The last time I was in town, before I left my Dad mentioned that Adobe Acrobat Reader 6.0.1 was having problems getting past the splash screen. He said it would load the splash screen, then freeze, and you'd have to kill it manually to get it to go away. So, in an attempt to fix the problem I did the first thing you should always do when a program is being nasty. I cried like a baby. Shortly after that, I uninstalled the program and reinstalled it to see if it was a setting that had been changed, or some kind of freak incident. Well, that didn't do it and I didn't have time to look at the problem in more detail.

So, today I sat down once again to fix it. I installed and uninstalled it... no good. It still hung up on the splash screen and would use about 89% of the cpu consistently until I ended the task with CTRL-ALT-DEL. So, I did the risky thing, and went into "regedit" and deleted any registry entries that I thought might be related to adobe. It was a longshot, I know, but desperate times call for desperate measures.

I looked around online a bit and found that some other people had fixed similar problems by deleting temporary files from their C:\Documents and Settings\(Username)\Local Settings\Temp\ directory. It turns out that Adobe, for some reason, created all these temp files... maybe for every PDF file that has been viewed... who knows. Deleting all these files, numbering in the thousands, alleviated the problem.

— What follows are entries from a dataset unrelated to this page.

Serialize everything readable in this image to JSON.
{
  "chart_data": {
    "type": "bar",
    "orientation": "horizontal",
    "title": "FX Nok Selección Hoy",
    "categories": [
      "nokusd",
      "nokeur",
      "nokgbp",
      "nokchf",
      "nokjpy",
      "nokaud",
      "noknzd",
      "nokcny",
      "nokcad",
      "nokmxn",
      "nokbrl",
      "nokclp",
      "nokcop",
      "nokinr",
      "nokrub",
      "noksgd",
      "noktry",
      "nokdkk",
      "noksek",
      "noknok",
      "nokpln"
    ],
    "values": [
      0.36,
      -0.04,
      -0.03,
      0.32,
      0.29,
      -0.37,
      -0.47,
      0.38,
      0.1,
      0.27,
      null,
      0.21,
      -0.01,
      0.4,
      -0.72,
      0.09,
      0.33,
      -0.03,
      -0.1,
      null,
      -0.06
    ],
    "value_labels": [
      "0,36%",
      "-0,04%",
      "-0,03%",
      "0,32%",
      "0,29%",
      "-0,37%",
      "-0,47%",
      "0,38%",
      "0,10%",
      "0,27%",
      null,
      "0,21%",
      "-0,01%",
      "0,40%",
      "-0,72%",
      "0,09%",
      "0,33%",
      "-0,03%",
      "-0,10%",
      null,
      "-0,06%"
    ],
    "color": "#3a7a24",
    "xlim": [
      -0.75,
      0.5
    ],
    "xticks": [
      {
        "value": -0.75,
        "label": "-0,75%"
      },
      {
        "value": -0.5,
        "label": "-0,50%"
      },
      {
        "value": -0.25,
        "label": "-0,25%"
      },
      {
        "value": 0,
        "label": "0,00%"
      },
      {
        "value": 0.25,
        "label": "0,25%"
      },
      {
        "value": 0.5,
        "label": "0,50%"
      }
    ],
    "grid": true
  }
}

Windows Explorer locked up on me when I tried to delete all of them, so I went old school on the problem and loaded up the command prompt. I did this by going to the start menu, select run, and type "cmd" in the box and hit enter. After this, I navigated to the directory listed above with "cd C:\Documents and Settings\(your username here)\Local Settings\Temp\" and hit enter. The command I used was "del *.tmp". This just deleted all the files that ended with .tmp. As soon as I did this, the program started up with no problems.

Lastly, I found a method for decreasing the load time dramatically. You can find instructions here. It worked well for me, and I hope it works well for anyone else who stumbles across this page. Note that in the article it says that using this method will disable the ability of acrobat to read encrypted PDF files. However, in all my days of reading PDF's, I don't think I've had need to read one of those. Also, I think it may have stunted my ability to update acrobat... but you can just switch the folder names back, and update... I switched the folders back, tried to update again, and it updated as it was supposed to.